2005:03 Defined Benefits Pension Plans at Risk

Whereas:

A study by the Certified General Accountants Association of Canada asserts that almost 60% of defined benefits pension plans in Canada are in a deficit position and will require an additional $160 billion to cover pension plans’ current deficits and provide for future indexation of accrued benefits; and

Whereas:

The burden of this liability could push sponsors of the most seriously underfunded plans into bankruptcy, leaving the affected employees with sharply reduced benefits; and

Whereas:

Education of employers is needed in order to understand their obligations under employee pension plans, and education of employees is needed to help them understand what it is realistic to expect from a pension plan; and

Whereas:

The distribution of pension plan surpluses is contested by employers and employees and is thus not likely to encourage employers to inject extra cash into these plans beyond the minimum legislated; and

Whereas:

The Certified General Accountants Association of Canada has declared that there is still time to improve the sustainability of defined benefits pension plans; therefore, be it

Resolved:

That the National Council of Women of Canada (NCWC) adopt as policy that legislation and regulations ensure the sustainability of defined benefits pension plans; and

Resolved:

That the National Council of Women of Canada (NCWC) urge the Government of Canada to implement, as a matter of urgency, protection for defined benefit pension plans to ensure their sustainability; and

a.
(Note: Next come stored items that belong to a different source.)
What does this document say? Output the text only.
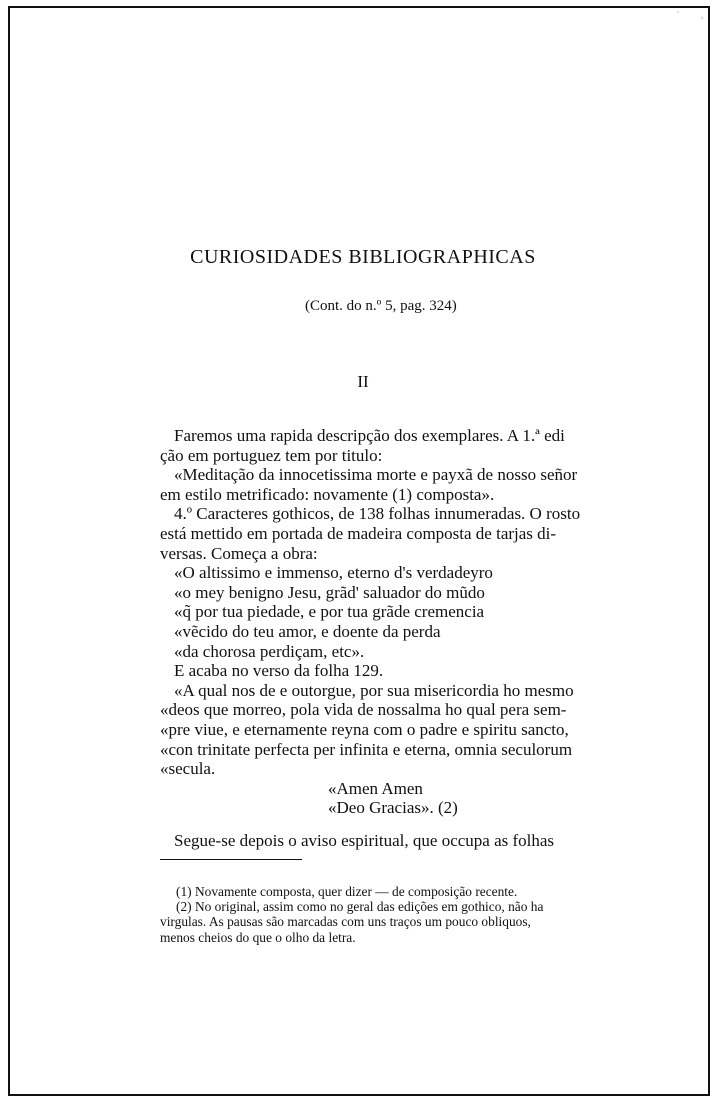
CURIOSIDADES BIBLIOGRAPHICAS
(Cont. do n.º 5, pag. 324)
II

Faremos uma rapida descripção dos exemplares. A 1.ª edi

ção em portuguez tem por titulo:

«Meditação da innocetissima morte e payxã de nosso señor

em estilo metrificado: novamente (1) composta».

4.º Caracteres gothicos, de 138 folhas innumeradas. O rosto

está mettido em portada de madeira composta de tarjas di-

versas. Começa a obra:

«O altissimo e immenso, eterno d's verdadeyro

«o mey benigno Jesu, grãd' saluador do mũdo

«q̃ por tua piedade, e por tua grãde cremencia

«vẽcido do teu amor, e doente da perda

«da chorosa perdiçam, etc».

E acaba no verso da folha 129.

«A qual nos de e outorgue, por sua misericordia ho mesmo

«deos que morreo, pola vida de nossalma ho qual pera sem-

«pre viue, e eternamente reyna com o padre e spiritu sancto,

«con trinitate perfecta per infinita e eterna, omnia seculorum

«secula.

«Amen Amen

«Deo Gracias». (2)

Segue-se depois o aviso espiritual, que occupa as folhas

(1) Novamente composta, quer dizer — de composição recente.

(2) No original, assim como no geral das edições em gothico, não ha

virgulas. As pausas são marcadas com uns traços um pouco obliquos,

menos cheios do que o olho da letra.
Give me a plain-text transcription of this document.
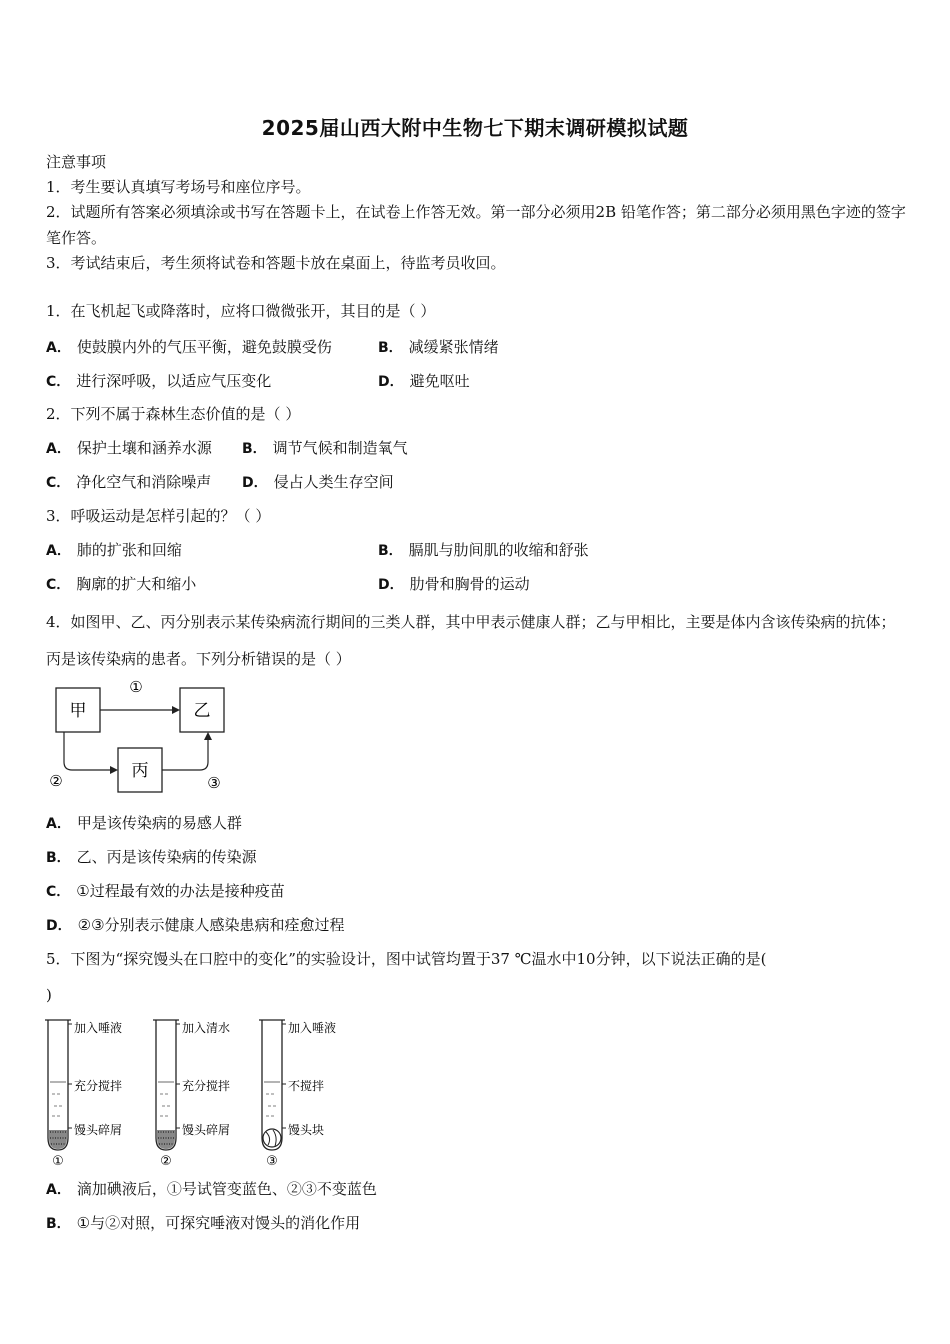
2025届山西大附中生物七下期末调研模拟试题
注意事项
1．考生要认真填写考场号和座位序号。
2．试题所有答案必须填涂或书写在答题卡上，在试卷上作答无效。第一部分必须用2B 铅笔作答；第二部分必须用黑色字迹的签字笔作答。
3．考试结束后，考生须将试卷和答题卡放在桌面上，待监考员收回。
1．在飞机起飞或降落时，应将口微微张开，其目的是（ ）
A． 使鼓膜内外的气压平衡，避免鼓膜受伤	B． 减缓紧张情绪
C． 进行深呼吸，以适应气压变化	D． 避免呕吐
2．下列不属于森林生态价值的是（ ）
A． 保护土壤和涵养水源 B． 调节气候和制造氧气
C． 净化空气和消除噪声 D． 侵占人类生存空间
3．呼吸运动是怎样引起的？（ ）
A． 肺的扩张和回缩	B． 膈肌与肋间肌的收缩和舒张
C． 胸廓的扩大和缩小	D． 肋骨和胸骨的运动
4．如图甲、乙、丙分别表示某传染病流行期间的三类人群，其中甲表示健康人群；乙与甲相比，主要是体内含该传染病的抗体；丙是该传染病的患者。下列分析错误的是（ ）
甲	乙
丙
①
②	③
A． 甲是该传染病的易感人群
B． 乙、丙是该传染病的传染源
C． ①过程最有效的办法是接种疫苗
D． ②③分别表示健康人感染患病和痊愈过程
5．下图为“探究馒头在口腔中的变化”的实验设计，图中试管均置于37 ℃温水中10分钟，以下说法正确的是(
)
加入唾液
充分搅拌
馒头碎屑
①
加入清水
充分搅拌
馒头碎屑
②
加入唾液
不搅拌
馒头块
③
A． 滴加碘液后，①号试管变蓝色、②③不变蓝色
B． ①与②对照，可探究唾液对馒头的消化作用
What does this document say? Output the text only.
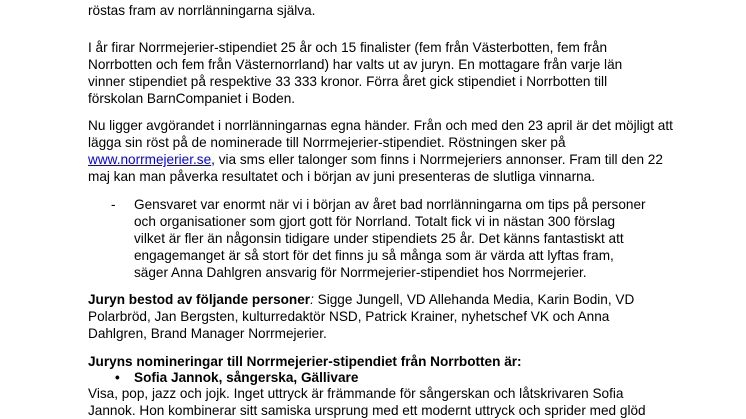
röstas fram av norrlänningarna själva.
I år firar Norrmejerier-stipendiet 25 år och 15 finalister (fem från Västerbotten, fem från
Norrbotten och fem från Västernorrland) har valts ut av juryn. En mottagare från varje län
vinner stipendiet på respektive 33 333 kronor. Förra året gick stipendiet i Norrbotten till
förskolan BarnCompaniet i Boden.
Nu ligger avgörandet i norrlänningarnas egna händer. Från och med den 23 april är det möjligt att
lägga sin röst på de nominerade till Norrmejerier-stipendiet. Röstningen sker på
www.norrmejerier.se, via sms eller talonger som finns i Norrmejeriers annonser. Fram till den 22
maj kan man påverka resultatet och i början av juni presenteras de slutliga vinnarna.
- Gensvaret var enormt när vi i början av året bad norrlänningarna om tips på personer
och organisationer som gjort gott för Norrland. Totalt fick vi in nästan 300 förslag
vilket är fler än någonsin tidigare under stipendiets 25 år. Det känns fantastiskt att
engagemanget är så stort för det finns ju så många som är värda att lyftas fram,
säger Anna Dahlgren ansvarig för Norrmejerier-stipendiet hos Norrmejerier.
Juryn bestod av följande personer: Sigge Jungell, VD Allehanda Media, Karin Bodin, VD
Polarbröd, Jan Bergsten, kulturredaktör NSD, Patrick Krainer, nyhetschef VK och Anna
Dahlgren, Brand Manager Norrmejerier.
Juryns nomineringar till Norrmejerier-stipendiet från Norrbotten är:
• Sofia Jannok, sångerska, Gällivare
Visa, pop, jazz och jojk. Inget uttryck är främmande för sångerskan och låtskrivaren Sofia
Jannok. Hon kombinerar sitt samiska ursprung med ett modernt uttryck och sprider med glöd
Strengthen the regulatory environment in order to require sponsors of employee pension plans to make additional payments in order to ensure sustainability;

b. Provide education to employers and employees (particularly their unions) to assist them to understand how employee-sponsored pension plans work;

c. Implement the changes necessary to bring about a simple regulatory environment, greater accounting transparency, and clearer responsibility;

d. Hold pension plan sponsors more closely responsible for investment decisions, subjecting estimated return on investment to a reality check and highlighting pension plan liabilities in corporate financial reports;

e. Take measures to clarify the ownership of pension surpluses and institute measures to encourage employers to invest in employee pension plans; and

Ensure that employee pension plans are set up as separate funds, not under the control of the company, and are therefore, protected from bankruptcy proceedings.